CMI-RewardBench: Evaluating Music Reward Models with Compositional Multimodal Instruction
Published in ICML 2026, 2026
Recommended citation: Yinghao Ma, Haiwen Xia, Hewei Gao, Weixiong Chen, Yuxin Ye, Yuchen Yang, Sungkyun Chang, Mingshuo Ding, Yizhi Li, Ruibin Yuan, Simon Dixon, Emmanouil Benetos. (2026). "CMI-RewardBench: Evaluating Music Reward Models with Compositional Multimodal Instruction." ICML 2026. https://arxiv.org/abs/2603.00610
CMI-RewardBench evaluates music reward models with compositional multimodal instructions and introduces a new benchmark for generated audio preference learning.

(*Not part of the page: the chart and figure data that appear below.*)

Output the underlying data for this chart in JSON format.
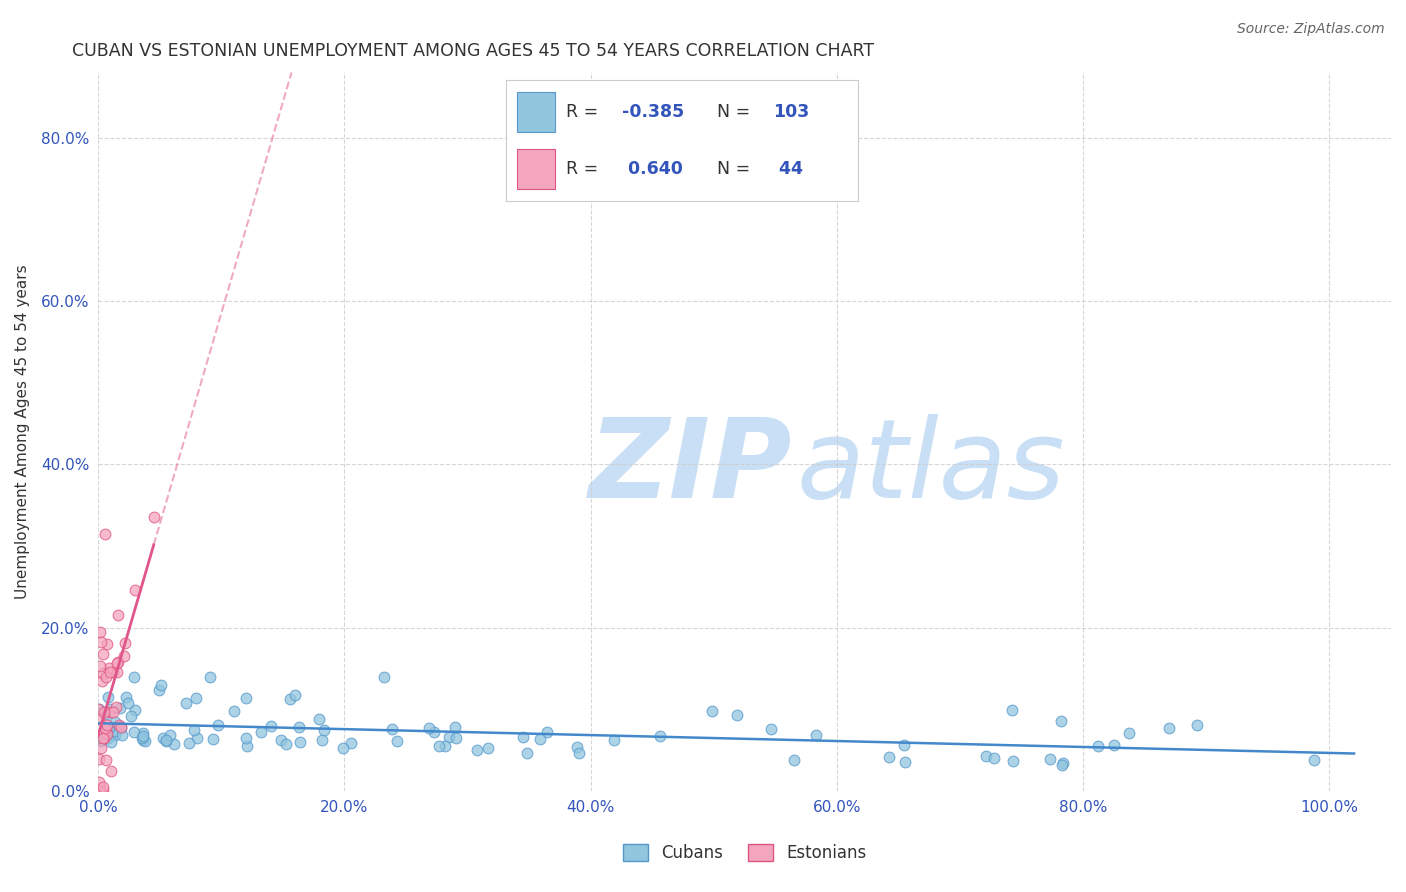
{
  "title": "CUBAN VS ESTONIAN UNEMPLOYMENT AMONG AGES 45 TO 54 YEARS CORRELATION CHART",
  "source": "Source: ZipAtlas.com",
  "ylabel": "Unemployment Among Ages 45 to 54 years",
  "xlim": [
    0.0,
    1.05
  ],
  "ylim": [
    0.0,
    0.88
  ],
  "yticks": [
    0.0,
    0.2,
    0.4,
    0.6,
    0.8
  ],
  "xticks": [
    0.0,
    0.2,
    0.4,
    0.6,
    0.8,
    1.0
  ],
  "cuban_R": -0.385,
  "cuban_N": 103,
  "estonian_R": 0.64,
  "estonian_N": 44,
  "cuban_color": "#92c5de",
  "cuban_edge_color": "#5599cc",
  "estonian_color": "#f4a6be",
  "estonian_edge_color": "#e05580",
  "trend_cuban_color": "#4488cc",
  "trend_estonian_color": "#e0558a",
  "background_color": "#ffffff",
  "grid_color": "#cccccc",
  "title_color": "#333333",
  "axis_color": "#3355bb",
  "watermark_zip": "ZIP",
  "watermark_atlas": "atlas",
  "watermark_color": "#c8dff5",
  "watermark_fontsize": 80
}
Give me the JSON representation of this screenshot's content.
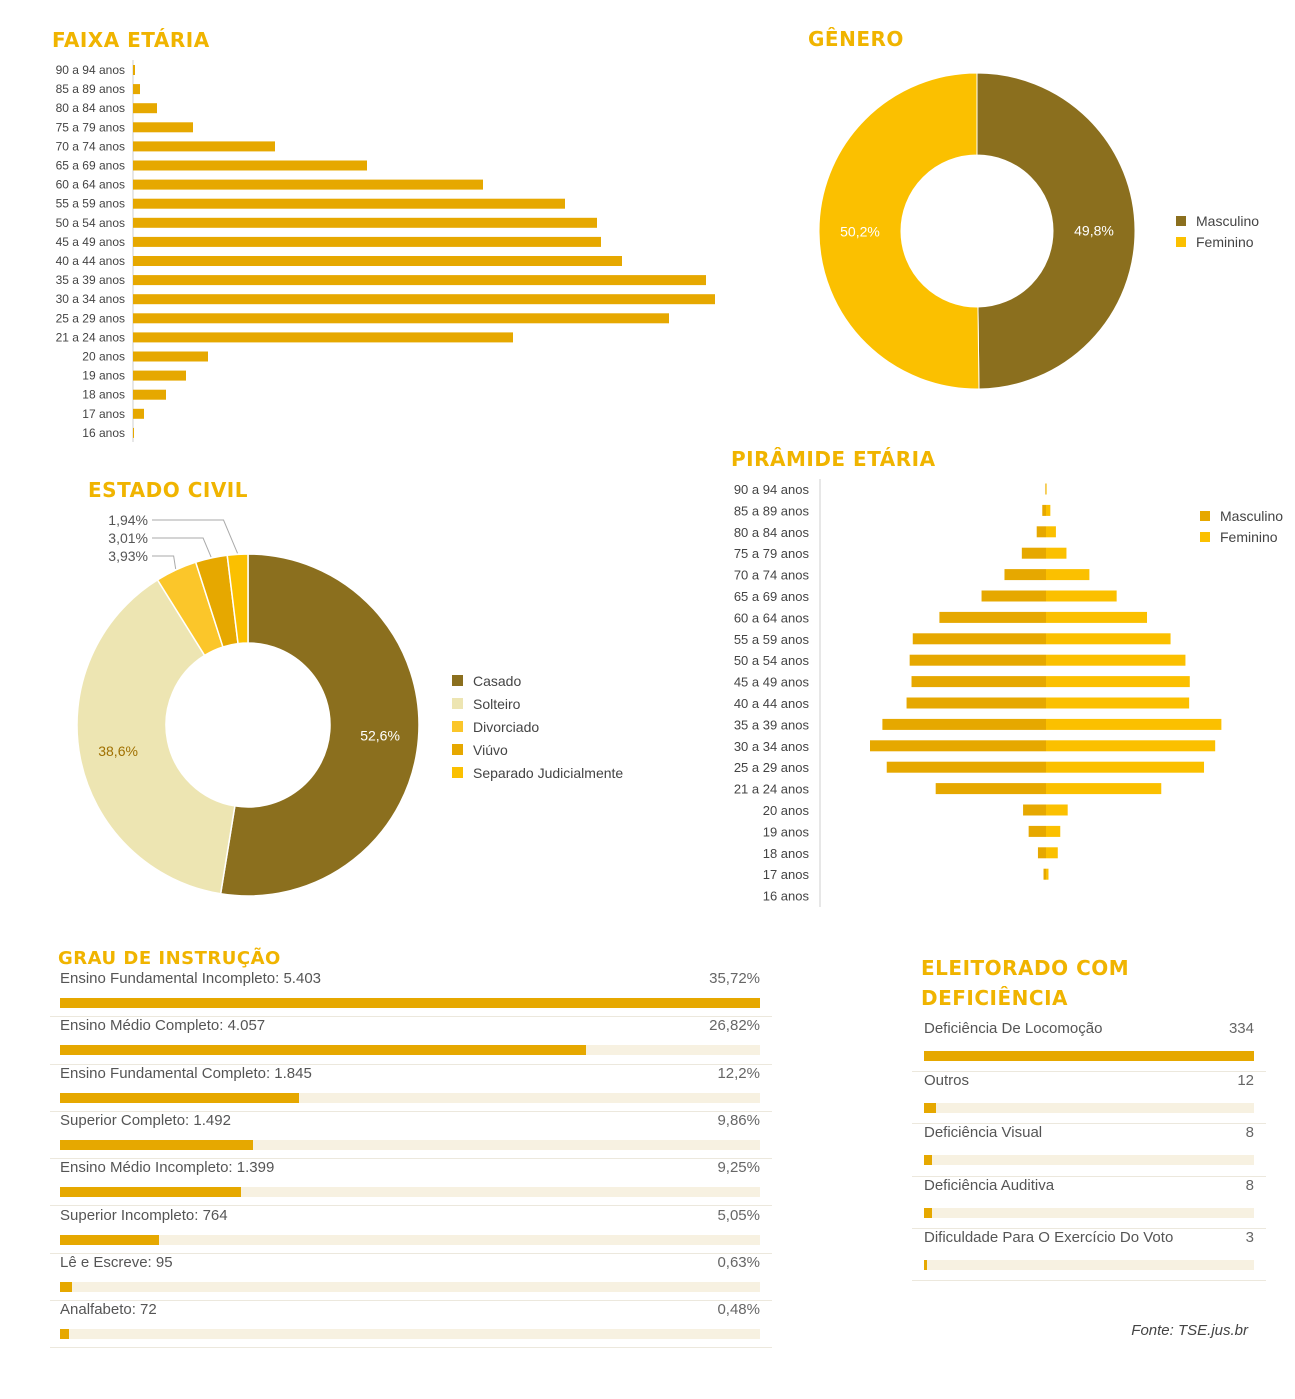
{
  "titles": {
    "faixa": "FAIXA ETÁRIA",
    "genero": "GÊNERO",
    "estado": "ESTADO CIVIL",
    "piramide": "PIRÂMIDE ETÁRIA",
    "grau": "GRAU DE INSTRUÇÃO",
    "deficiencia": "ELEITORADO COM DEFICIÊNCIA"
  },
  "source": "Fonte: TSE.jus.br",
  "colors": {
    "accent": "#e6a800",
    "dark": "#8b6f1e",
    "yellow": "#fbc000",
    "pale": "#ede5b2",
    "track": "#f7f1e1",
    "title": "#f0b400"
  },
  "chart_data": [
    {
      "type": "bar",
      "orientation": "horizontal",
      "title": "FAIXA ETÁRIA",
      "categories": [
        "90 a 94 anos",
        "85 a 89 anos",
        "80 a 84 anos",
        "75 a 79 anos",
        "70 a 74 anos",
        "65 a 69 anos",
        "60 a 64 anos",
        "55 a 59 anos",
        "50 a 54 anos",
        "45 a 49 anos",
        "40 a 44 anos",
        "35 a 39 anos",
        "30 a 34 anos",
        "25 a 29 anos",
        "21 a 24 anos",
        "20 anos",
        "19 anos",
        "18 anos",
        "17 anos",
        "16 anos"
      ],
      "values": [
        2,
        7,
        24,
        60,
        142,
        234,
        350,
        432,
        464,
        468,
        489,
        573,
        582,
        536,
        380,
        75,
        53,
        33,
        11,
        1
      ],
      "grid": false,
      "legend": "none"
    },
    {
      "type": "pie",
      "title": "GÊNERO",
      "donut": true,
      "slices": [
        {
          "label": "Masculino",
          "value": 49.8,
          "text": "49,8%",
          "color": "#8b6f1e"
        },
        {
          "label": "Feminino",
          "value": 50.2,
          "text": "50,2%",
          "color": "#fbc000"
        }
      ],
      "legend": "right"
    },
    {
      "type": "pie",
      "title": "ESTADO CIVIL",
      "donut": true,
      "slices": [
        {
          "label": "Casado",
          "value": 52.6,
          "text": "52,6%",
          "color": "#8b6f1e"
        },
        {
          "label": "Solteiro",
          "value": 38.6,
          "text": "38,6%",
          "color": "#ede5b2"
        },
        {
          "label": "Divorciado",
          "value": 3.93,
          "text": "3,93%",
          "color": "#fbc62a"
        },
        {
          "label": "Viúvo",
          "value": 3.01,
          "text": "3,01%",
          "color": "#e6a800"
        },
        {
          "label": "Separado Judicialmente",
          "value": 1.94,
          "text": "1,94%",
          "color": "#fbc000"
        }
      ],
      "legend": "right"
    },
    {
      "type": "bar",
      "orientation": "horizontal",
      "title": "PIRÂMIDE ETÁRIA",
      "categories": [
        "90 a 94 anos",
        "85 a 89 anos",
        "80 a 84 anos",
        "75 a 79 anos",
        "70 a 74 anos",
        "65 a 69 anos",
        "60 a 64 anos",
        "55 a 59 anos",
        "50 a 54 anos",
        "45 a 49 anos",
        "40 a 44 anos",
        "35 a 39 anos",
        "30 a 34 anos",
        "25 a 29 anos",
        "21 a 24 anos",
        "20 anos",
        "19 anos",
        "18 anos",
        "17 anos",
        "16 anos"
      ],
      "series": [
        {
          "name": "Masculino",
          "values": [
            1,
            6,
            15,
            39,
            67,
            104,
            172,
            215,
            220,
            217,
            225,
            264,
            284,
            257,
            178,
            37,
            28,
            13,
            4,
            0
          ],
          "color": "#e6a800"
        },
        {
          "name": "Feminino",
          "values": [
            1,
            7,
            16,
            33,
            70,
            114,
            163,
            201,
            225,
            232,
            231,
            283,
            273,
            255,
            186,
            35,
            23,
            19,
            4,
            0
          ],
          "color": "#fbc000"
        }
      ],
      "grid": false,
      "legend": "top-right"
    },
    {
      "type": "bar",
      "orientation": "horizontal",
      "title": "GRAU DE INSTRUÇÃO",
      "rows": [
        {
          "label": "Ensino Fundamental Incompleto: 5.403",
          "pct_text": "35,72%",
          "pct": 35.72
        },
        {
          "label": "Ensino Médio Completo: 4.057",
          "pct_text": "26,82%",
          "pct": 26.82
        },
        {
          "label": "Ensino Fundamental Completo: 1.845",
          "pct_text": "12,2%",
          "pct": 12.2
        },
        {
          "label": "Superior Completo: 1.492",
          "pct_text": "9,86%",
          "pct": 9.86
        },
        {
          "label": "Ensino Médio Incompleto: 1.399",
          "pct_text": "9,25%",
          "pct": 9.25
        },
        {
          "label": "Superior Incompleto: 764",
          "pct_text": "5,05%",
          "pct": 5.05
        },
        {
          "label": "Lê e Escreve: 95",
          "pct_text": "0,63%",
          "pct": 0.63
        },
        {
          "label": "Analfabeto: 72",
          "pct_text": "0,48%",
          "pct": 0.48
        }
      ],
      "scale_max": 35.72
    },
    {
      "type": "bar",
      "orientation": "horizontal",
      "title": "ELEITORADO COM DEFICIÊNCIA",
      "rows": [
        {
          "label": "Deficiência De Locomoção",
          "value_text": "334",
          "value": 334
        },
        {
          "label": "Outros",
          "value_text": "12",
          "value": 12
        },
        {
          "label": "Deficiência Visual",
          "value_text": "8",
          "value": 8
        },
        {
          "label": "Deficiência Auditiva",
          "value_text": "8",
          "value": 8
        },
        {
          "label": "Dificuldade Para O Exercício Do Voto",
          "value_text": "3",
          "value": 3
        }
      ],
      "scale_max": 334
    }
  ]
}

- Introduced a new task for evaluating generated audio from compositional music instructions.
- Created the CMI-Pref dataset using 23 music generation models, with 110k LLM-labeled preferences, 797 hours of generated audio, and a human-labeled subset containing 4027 preference labels.
- Built CMI-RewardBench to evaluate preference learning methods on compositional multimodal music instructions.
- Trained a parameter-efficient reward model that reaches near-SOTA correlation with human labels across multiple evaluation protocols and supports inference-time scaling for music generation models.